Consumer spending is the engine that powers any economy. It is estimated that something like 70% of US output is consumed in the domestic market, so consumer sentiment and spending is critical to the fortunes of the economy.
The USA is emerging from the third worst winter on record, a winter that saw extreme cold and exceptional snowfall, causing significant disruption in December and through to mid-February. The bad weather was blamed for a downturn in consumer spending since the conditions deterred people from shopping trips.
US Department of Commerce figures for consumer spending in February have just been released. The data shows that a two-month decline in consumer spending has been reversed with a 0.3% increase over the January figure. The performance beat analysts’ predictions which had called for a 0.2% hike. Consumer spending has been uneven, but has increased by 1.5% over the past 12 months.

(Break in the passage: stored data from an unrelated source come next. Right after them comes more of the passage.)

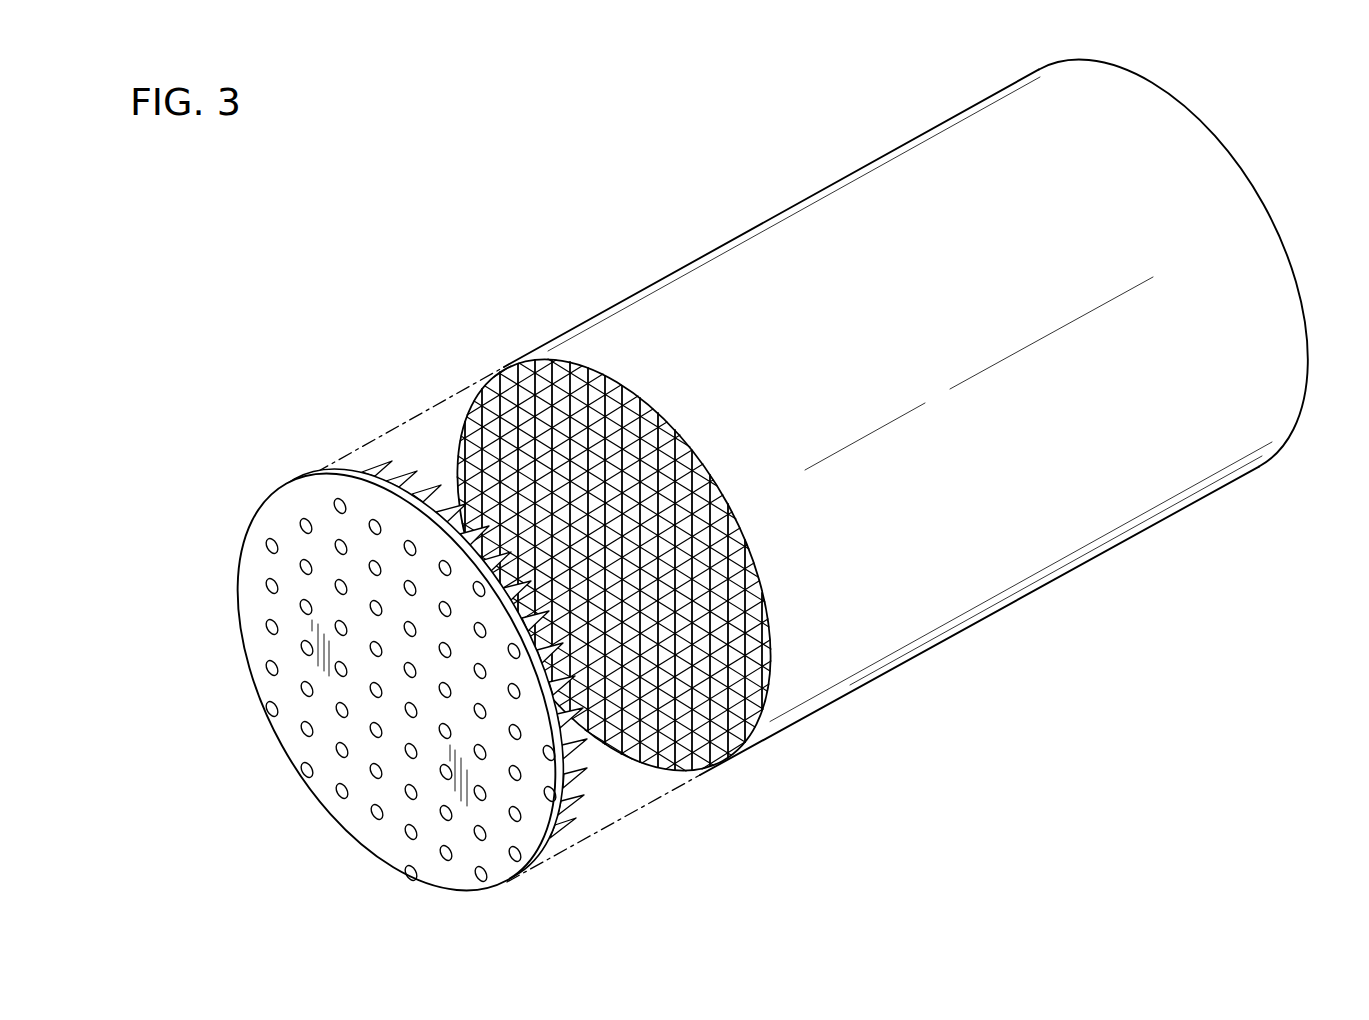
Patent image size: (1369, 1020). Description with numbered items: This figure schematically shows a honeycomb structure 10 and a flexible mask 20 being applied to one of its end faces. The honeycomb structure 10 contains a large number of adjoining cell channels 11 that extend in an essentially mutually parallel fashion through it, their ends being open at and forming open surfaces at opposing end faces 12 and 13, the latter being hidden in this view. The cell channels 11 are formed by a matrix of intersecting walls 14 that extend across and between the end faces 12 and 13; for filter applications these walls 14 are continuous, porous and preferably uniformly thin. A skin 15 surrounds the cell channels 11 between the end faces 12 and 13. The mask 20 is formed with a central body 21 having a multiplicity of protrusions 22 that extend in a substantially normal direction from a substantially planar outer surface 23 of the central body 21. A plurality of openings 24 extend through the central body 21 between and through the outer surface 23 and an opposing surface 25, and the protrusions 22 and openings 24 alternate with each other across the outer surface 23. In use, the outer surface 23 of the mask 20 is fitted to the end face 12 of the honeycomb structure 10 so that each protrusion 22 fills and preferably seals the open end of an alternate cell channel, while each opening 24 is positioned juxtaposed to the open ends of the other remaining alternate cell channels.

The honeycomb structure 10 is at (646, 266).
The cell channels 11 is at (768, 636).
The end face 12 is at (687, 775).
The end face 13 is at (1237, 157).
The intersecting walls 14 is at (757, 535).
The skin 15 is at (812, 243).
The flexible mask 20 is at (409, 657).
The central body 21 is at (337, 477).
The protrusions 22 is at (582, 797).
The outer surface 23 is at (384, 470).
The openings 24 is at (249, 606).
The opposing surface 25 is at (346, 815).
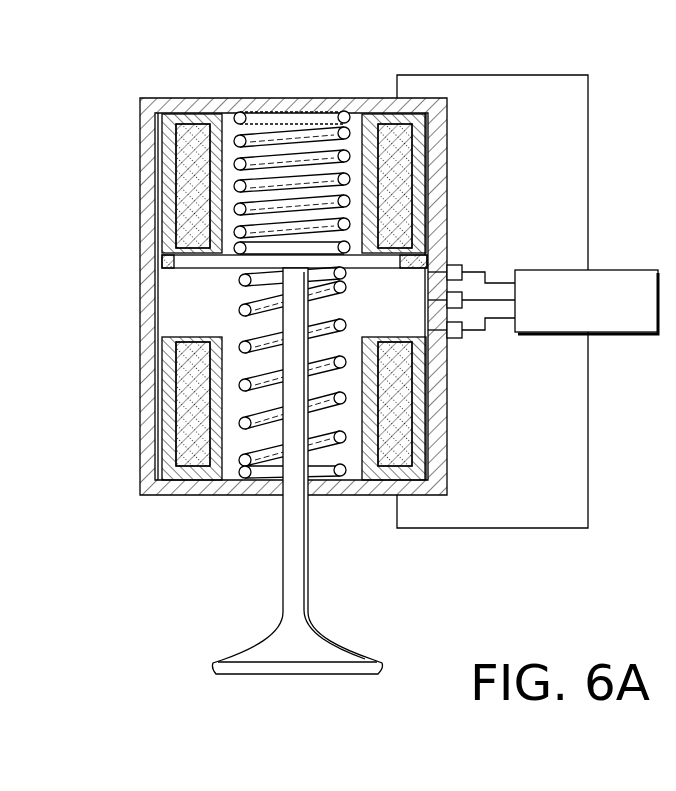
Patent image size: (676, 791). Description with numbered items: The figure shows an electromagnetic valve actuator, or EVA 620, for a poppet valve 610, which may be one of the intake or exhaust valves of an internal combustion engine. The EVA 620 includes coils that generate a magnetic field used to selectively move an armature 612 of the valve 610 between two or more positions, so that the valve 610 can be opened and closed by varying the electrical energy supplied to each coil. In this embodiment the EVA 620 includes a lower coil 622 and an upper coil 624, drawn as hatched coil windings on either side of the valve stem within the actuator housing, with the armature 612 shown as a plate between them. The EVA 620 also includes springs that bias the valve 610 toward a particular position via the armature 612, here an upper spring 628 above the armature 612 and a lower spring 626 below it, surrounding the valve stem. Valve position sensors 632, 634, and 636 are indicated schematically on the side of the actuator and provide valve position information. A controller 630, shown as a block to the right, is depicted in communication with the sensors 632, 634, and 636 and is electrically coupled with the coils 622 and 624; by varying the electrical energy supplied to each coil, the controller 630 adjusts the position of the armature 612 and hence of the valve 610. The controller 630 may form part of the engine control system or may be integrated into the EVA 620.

The poppet valve 610 is at (332, 645).
The armature 612 is at (158, 262).
The electromagnetic valve actuator 620 is at (140, 311).
The lower coil 622 is at (178, 415).
The upper coil 624 is at (160, 185).
The lower spring 626 is at (332, 447).
The upper spring 628 is at (278, 112).
The controller 630 is at (612, 335).
The valve position sensor 632 is at (453, 339).
The valve position sensor 634 is at (460, 291).
The valve position sensor 636 is at (452, 264).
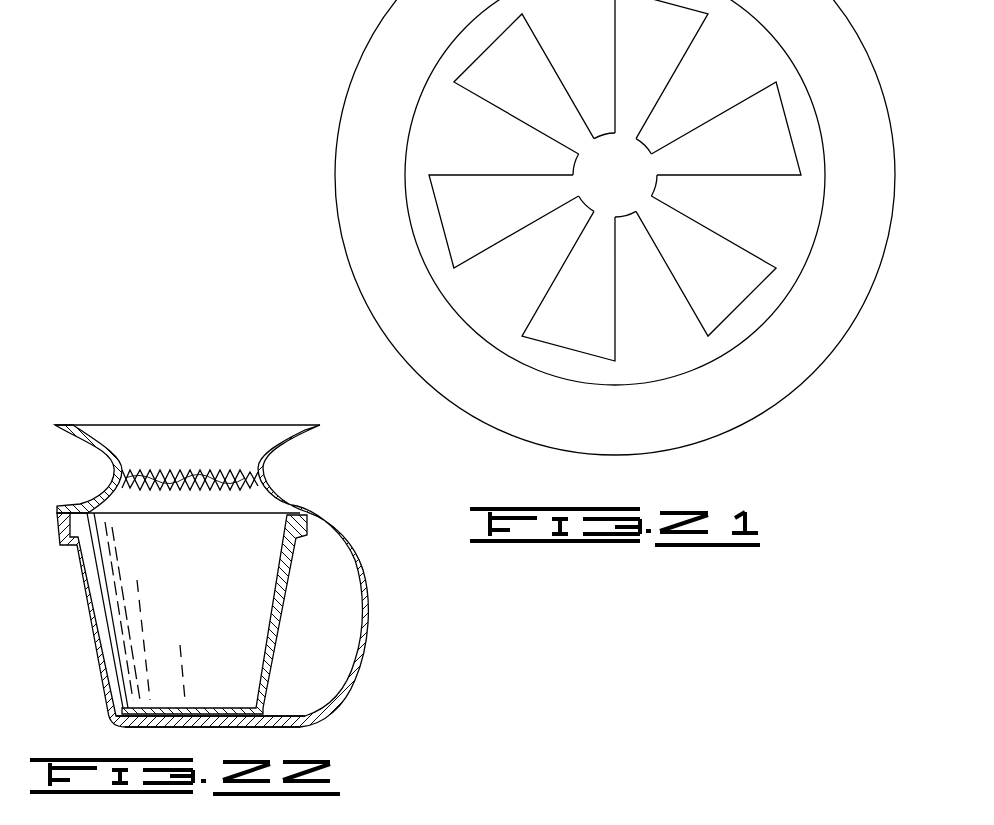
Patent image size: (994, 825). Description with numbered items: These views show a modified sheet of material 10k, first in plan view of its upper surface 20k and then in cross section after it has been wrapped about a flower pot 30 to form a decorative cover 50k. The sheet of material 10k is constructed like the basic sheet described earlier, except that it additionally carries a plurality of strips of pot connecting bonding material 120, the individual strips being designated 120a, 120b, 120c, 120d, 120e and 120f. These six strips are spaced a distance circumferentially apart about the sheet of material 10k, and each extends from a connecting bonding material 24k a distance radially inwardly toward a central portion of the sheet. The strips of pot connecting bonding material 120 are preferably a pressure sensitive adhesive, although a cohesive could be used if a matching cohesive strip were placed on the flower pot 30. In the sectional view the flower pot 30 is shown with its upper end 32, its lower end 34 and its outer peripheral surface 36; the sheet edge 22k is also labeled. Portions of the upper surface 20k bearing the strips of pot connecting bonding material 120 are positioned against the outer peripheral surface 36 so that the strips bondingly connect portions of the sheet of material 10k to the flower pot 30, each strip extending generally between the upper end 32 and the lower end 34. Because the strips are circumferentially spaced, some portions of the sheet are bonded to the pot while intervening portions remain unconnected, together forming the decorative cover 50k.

In FIG. 21, the strips of pot connecting bonding material 120 is at (407, 71).
In FIG. 21, the strip of pot connecting bonding material 120a is at (457, 132).
In FIG. 21, the strip of pot connecting bonding material 120b is at (598, 31).
In FIG. 21, the strip of pot connecting bonding material 120c is at (697, 97).
In FIG. 21, the strip of pot connecting bonding material 120d is at (769, 228).
In FIG. 21, the strip of pot connecting bonding material 120e is at (637, 305).
In FIG. 21, the strip of pot connecting bonding material 120f is at (533, 233).
In FIG. 21, the connecting bonding material 24k is at (758, 320).
In FIG. 22, the sheet of material 10k is at (276, 579).
In FIG. 22, the upper end 32 is at (297, 515).
In FIG. 22, the outer peripheral surface 36 is at (290, 562).
In FIG. 22, the upper surface 20k is at (252, 579).
In FIG. 22, the decorative cover 50k is at (382, 627).
In FIG. 22, the flower pot 30 is at (239, 613).
In FIG. 22, the side wall 22k is at (347, 672).
In FIG. 22, the lower end 34 is at (300, 709).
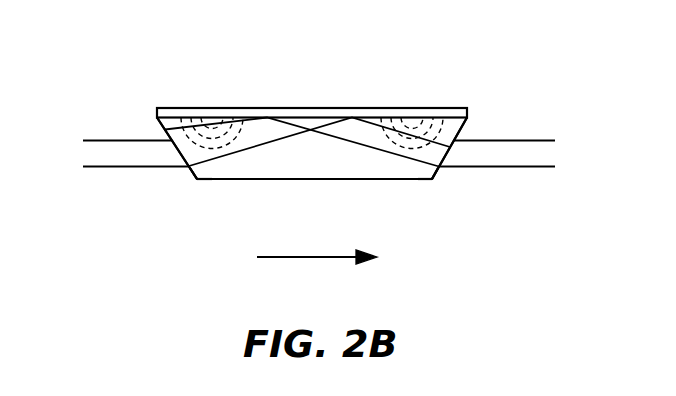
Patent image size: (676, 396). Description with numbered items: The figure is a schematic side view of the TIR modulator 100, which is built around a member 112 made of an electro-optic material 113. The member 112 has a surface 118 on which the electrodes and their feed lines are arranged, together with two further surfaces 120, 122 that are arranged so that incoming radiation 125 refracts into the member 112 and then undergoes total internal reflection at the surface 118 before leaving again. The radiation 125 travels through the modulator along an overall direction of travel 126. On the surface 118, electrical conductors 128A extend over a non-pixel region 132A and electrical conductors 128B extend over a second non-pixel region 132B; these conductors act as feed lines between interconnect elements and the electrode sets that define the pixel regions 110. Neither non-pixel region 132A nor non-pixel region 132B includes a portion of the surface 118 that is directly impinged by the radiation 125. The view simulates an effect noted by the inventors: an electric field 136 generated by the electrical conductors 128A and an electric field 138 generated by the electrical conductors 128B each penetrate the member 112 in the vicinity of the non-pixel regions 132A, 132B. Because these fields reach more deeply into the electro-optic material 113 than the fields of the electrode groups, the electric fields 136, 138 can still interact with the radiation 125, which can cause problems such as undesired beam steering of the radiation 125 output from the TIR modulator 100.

The TIR modulator 100 is at (268, 58).
The pixel regions 110 is at (360, 107).
The electro-optic material 113 is at (270, 163).
The member 112 is at (312, 180).
The electric field 136 is at (160, 126).
The surface 118 is at (458, 127).
The surface 120 is at (190, 178).
The surface 122 is at (438, 176).
The radiation 125 is at (108, 152).
The electric field 138 is at (397, 141).
The non-pixel region 132A is at (253, 90).
The second non-pixel region 132B is at (442, 92).
The electrical conductors 128A is at (203, 107).
The electrical conductors 128B is at (425, 106).
The overall direction of travel 126 is at (297, 260).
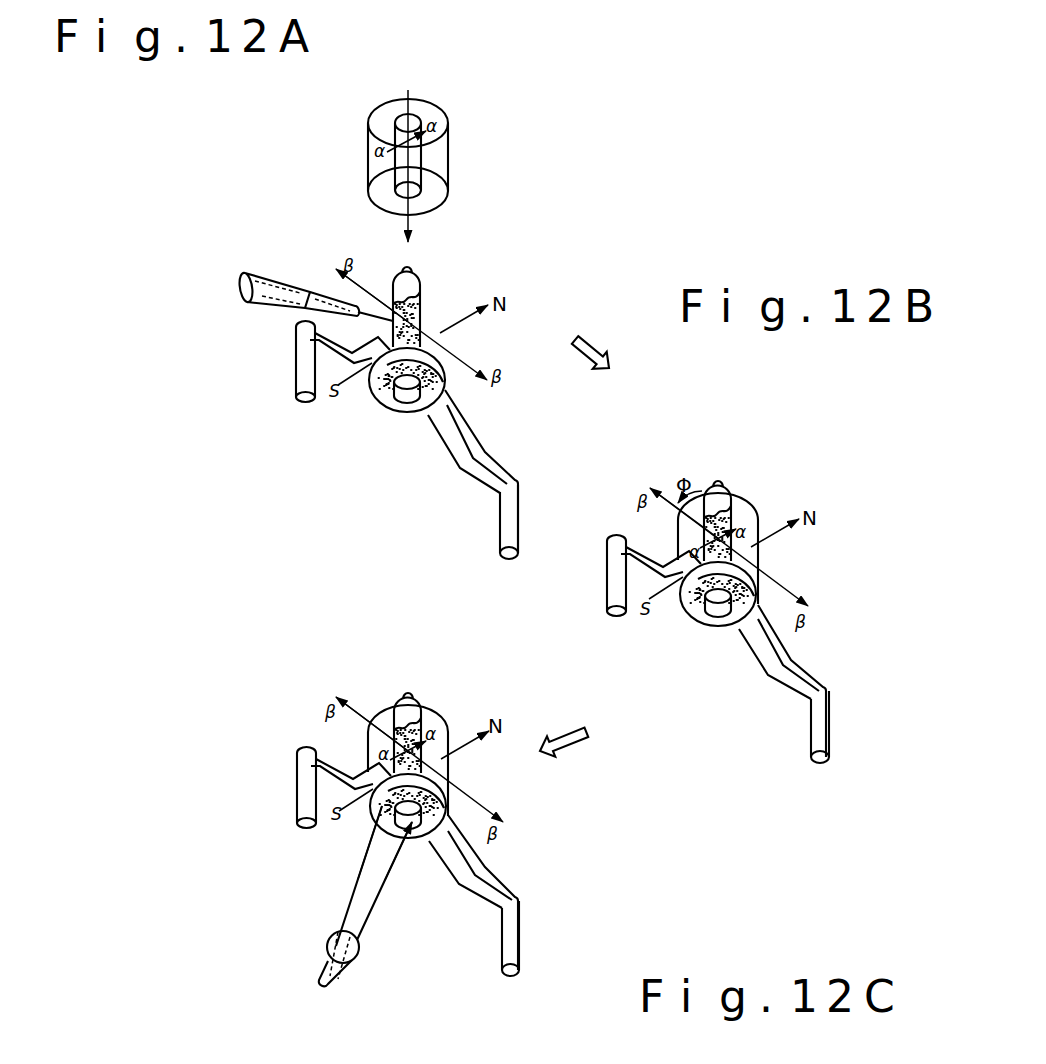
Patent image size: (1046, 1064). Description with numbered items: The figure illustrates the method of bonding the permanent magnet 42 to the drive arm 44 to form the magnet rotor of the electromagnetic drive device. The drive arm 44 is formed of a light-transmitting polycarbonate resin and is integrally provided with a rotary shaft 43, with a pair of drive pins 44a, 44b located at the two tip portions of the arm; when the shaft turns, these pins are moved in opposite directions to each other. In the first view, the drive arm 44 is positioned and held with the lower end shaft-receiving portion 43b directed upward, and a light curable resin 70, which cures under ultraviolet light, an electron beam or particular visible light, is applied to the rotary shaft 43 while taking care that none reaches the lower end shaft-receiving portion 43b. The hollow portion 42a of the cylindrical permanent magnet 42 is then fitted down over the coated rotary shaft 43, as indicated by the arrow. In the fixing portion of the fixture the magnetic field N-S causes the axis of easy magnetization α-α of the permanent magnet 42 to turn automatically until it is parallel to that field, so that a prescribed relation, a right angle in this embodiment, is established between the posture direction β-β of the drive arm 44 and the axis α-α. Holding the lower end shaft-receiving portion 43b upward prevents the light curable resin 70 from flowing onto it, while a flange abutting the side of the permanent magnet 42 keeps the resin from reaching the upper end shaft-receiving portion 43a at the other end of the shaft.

In FIG. 12A, the permanent magnet 42 is at (444, 151).
In FIG. 12B, the permanent magnet 42 is at (757, 569).
In FIG. 12C, the permanent magnet 42 is at (449, 779).
In FIG. 12A, the hollow portion 42a is at (403, 194).
In FIG. 12A, the rotary shaft 43 is at (421, 283).
In FIG. 12B, the rotary shaft 43 is at (735, 496).
In FIG. 12C, the rotary shaft 43 is at (425, 703).
In FIG. 12A, the upper end shaft-receiving portion 43a is at (408, 400).
In FIG. 12B, the upper end shaft-receiving portion 43a is at (717, 612).
In FIG. 12C, the upper end shaft-receiving portion 43a is at (407, 822).
In FIG. 12A, the lower end shaft-receiving portion 43b is at (412, 266).
In FIG. 12B, the lower end shaft-receiving portion 43b is at (718, 481).
In FIG. 12C, the lower end shaft-receiving portion 43b is at (409, 688).
In FIG. 12A, the drive arm 44 is at (478, 486).
In FIG. 12B, the drive arm 44 is at (797, 698).
In FIG. 12C, the drive arm 44 is at (486, 875).
In FIG. 12A, the drive pin 44a is at (504, 528).
In FIG. 12B, the drive pin 44a is at (811, 739).
In FIG. 12C, the drive pin 44a is at (515, 934).
In FIG. 12A, the drive pin 44b is at (308, 402).
In FIG. 12B, the drive pin 44b is at (624, 614).
In FIG. 12C, the drive pin 44b is at (314, 824).
In FIG. 12A, the light curable resin 70 is at (339, 300).
In FIG. 12C, the light curable resin 70 is at (365, 896).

Perversely, the cold weather has given a boost to the sales of building materials and garden equipment – in the shape of snow shovels and other equipment to deal with the wintry conditions. Of course, bad weather usually curtails construction work. The sector gained 1.4% in January.
The outlook for consumer spending is said to be more positive since the worst of the winter weather is surely behind us and there has been an increase in disposable income for the first time since 2009. This stems in part from buoyant share prices, a slight pick-up in wages and a drop in inflation.